How To Properly Insure Your RV If You Are A California Resident
Eric D. Kyle
August 21, 2013
An RV or recreation vehicle gives you a place to live and freedom to explore. When deciding to buy a new or used rv one of the biggest concerns most consumers will have is the challenge of finding affordable, yet comprehensive insurance for their prized possession. With recreational vehicles now topping out well over $100,000 in value, choosing the cheapest policy is not always the best course of action and consumers should consider not only the price, but the coverage included.
Unlike basic auto insurance, there are some additional things to consider when finding coverage for your RV. Make sure that the furnishings, appliances and fixtures inside the RV are covered in case of theft and damage in addition to its regular coverage. If the RV is considered to be your primary residence, you will need home owner's type liability insurance to receive emergency living expenses if needed in the future. Recognizing the need to stay on top of liability insurance, California implemented a new tracking system in 2006, the DMV can electronically monitor insurance coverage and can take appropriate actions by suspending a motorist's uninsured RV as required by California law.

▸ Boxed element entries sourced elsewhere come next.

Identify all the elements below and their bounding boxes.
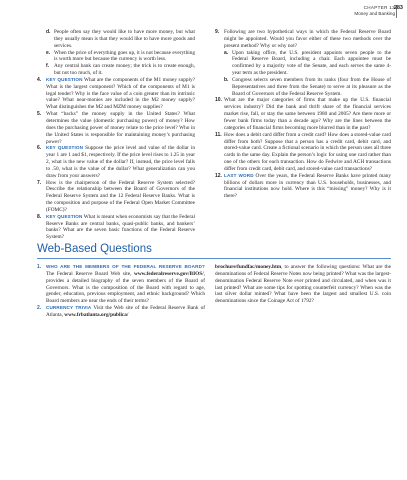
question-item: b. Congress selects seven members from its ranks (four from the House of Representatives and three from the Senate) to serve at its pleasure as the Board of Governors of the Federal Reserve System. [224,76,391,97]
web-questions-heading: Web-Based Questions [37,243,152,255]
web-question-label: CURRENCY TRIVIA [46,305,92,311]
running-title: Money and Banking [354,11,395,16]
web-left-column [37,264,205,319]
question-item: e. When the price of everything goes up, it is not because everything is worth more but because the currency is worth less. [46,49,195,63]
web-link[interactable]: www.federalreserve.gov/BIOS/ [134,270,204,277]
right-column [215,29,391,200]
page-number: 283 [393,5,403,11]
key-question-label: KEY QUESTION [46,145,84,151]
chapter-label: CHAPTER 13 [363,5,395,10]
web-link[interactable]: www.frbatlanta.org/publica/ [64,311,129,318]
web-question-1: 1. WHO ARE THE MEMBERS OF THE FEDERAL RESERVE BOARD? The Federal Reserve Board Web site, www.federalreserve.gov/BIOS/, provides a detailed biography of the seven members of the Board of Governors. What is the composition of the Board with regard to age, gender, education, previous employment, and ethnic background? Which Board members are near the ends of their terms? [37,264,205,305]
web-question-label: WHO ARE THE MEMBERS OF THE FEDERAL RESERVE BOARD? [46,264,205,269]
question-11: 11. How does a debit card differ from a credit card? How does a stored-value card differ from both? Suppose that a person has a credit card, debit card, and stored-value card. Create a fictional scenario in which the person uses all three cards in the same day. Explain the person’s logic for using one card rather than one of the others for each transaction. How do Fedwire and ACH transactions differ from credit card, debit card, and stored-value card transactions? [215,131,391,172]
question-item: f. Any central bank can create money; the trick is to create enough, but not too much, of it. [46,63,195,77]
key-question-label: KEY QUESTION [46,213,83,219]
question-4: 4. KEY QUESTION What are the components of the M1 money supply? What is the largest component? Which of the components of M1 is legal tender? Why is the face value of a coin greater than its intrinsic value? What near-monies are included in the M2 money supply? What distinguishes the M2 and MZM money supplies? [37,76,195,111]
left-column [37,29,195,241]
question-5: 5. What “backs” the money supply in the United States? What determines the value (domestic purchasing power) of money? How does the purchasing power of money relate to the price level? Who in the United States is responsible for maintaining money’s purchasing power? [37,111,195,145]
key-question-label: KEY QUESTION [46,76,83,82]
web-question-2: 2. CURRENCY TRIVIA Visit the Web site of the Federal Reserve Bank of Atlanta, www.frbatlanta.org/publica/ [37,305,205,318]
web-right-column [215,264,391,305]
running-head [354,5,395,17]
web-question-2-continued: brochure/fundfac/money.htm, to answer the following questions: What are the denominations of Federal Reserve Notes now being printed? What was the largest-denomination Federal Reserve Note ever printed and circulated, and when was it last printed? What are some tips for spotting counterfeit currency? When was the last silver dollar minted? What have been the largest and smallest U.S. coin denominations since the Coinage Act of 1792? [215,264,391,305]
heading-rule [37,258,391,259]
question-item: d. People often say they would like to have more money, but what they usually mean is that they would like to have more goods and services. [46,29,195,49]
question-8: 8. KEY QUESTION What is meant when economists say that the Federal Reserve Banks are central banks, quasi-public banks, and bankers’ banks? What are the seven basic functions of the Federal Reserve System? [37,213,195,241]
question-6: 6. KEY QUESTION Suppose the price level and value of the dollar in year 1 are 1 and $1, respectively. If the price level rises to 1.25 in year 2, what is the new value of the dollar? If, instead, the price level falls to .50, what is the value of the dollar? What generalization can you draw from your answers? [37,145,196,179]
question-12: 12. LAST WORD Over the years, the Federal Reserve Banks have printed many billions of dollars more in currency than U.S. households, businesses, and financial institutions now hold. Where is this “missing” money? Why is it there? [215,172,392,200]
question-item: a. Upon taking office, the U.S. president appoints seven people to the Federal Reserve Board, including a chair. Each appointee must be confirmed by a majority vote of the Senate, and each serves the same 4-year term as the president. [224,49,391,77]
question-10: 10. What are the major categories of firms that make up the U.S. financial services industry? Did the bank and thrift share of the financial services market rise, fall, or stay the same between 1980 and 2005? Are there more or fewer bank firms today than a decade ago? Why are the lines between the categories of financial firms becoming more blurred than in the past? [215,97,391,131]
last-word-label: LAST WORD [224,172,254,178]
web-link[interactable]: brochure/fundfac/money.htm [215,264,282,270]
question-9: 9. Following are two hypothetical ways in which the Federal Reserve Board might be appointed. Would you favor either of these two methods over the present method? Why or why not? [215,29,391,49]
question-7: 7. How is the chairperson of the Federal Reserve System selected? Describe the relationship between the Board of Governors of the Federal Reserve System and the 12 Federal Reserve Banks. What is the composition and purpose of the Federal Open Market Committee (FOMC)? [37,179,195,213]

In addition, court personnel and law enforcement also have electronic access to insurance status on DMV records.
Therefore, RV owners must apply the minimum amount of liability insurance on their mobile units to prevent suspension. Comprehensive or collision insurance does not meet vehicle financial responsibility requirements. In order to compensate individuals in case of a collision, liability insurance needs to be purchased by the policyholder to compensate a person other than themselves for personal injury or property damage:
$15,000 for injury/death to an individual.
$30,000 for injury/death to several individuals.
$5,000 for property damage.
Types of Financial Responsibility
Aside from purchasing a motor vehicle liability insurance policy, RV owners as defined in California Government Code must provide evidence that the vehicle is owned or leased by a public entity
Because all privately owned vehicles must be properly insured in California, having proof of insurance in your RV at all times will ensure that you are not held liable if law enforcement needs to see this information. Proof of insurance is also required when a vehicle is involved in a traffic accident and for vehicle registration renewal.
As an added tip, check your coverage to find loopholes. Look to see if your insurance coverage has any time restrictions on RV parking and traveling. Even if you have found a discount policy, there is no need in buying it if it doesn't cover everything. Ensure that the limitations are sufficient and that all your property is included. Also, check the underwriting and claims procedure. If you are insuring your RV with an online company, find out their procedure for making a claim if anything should happen.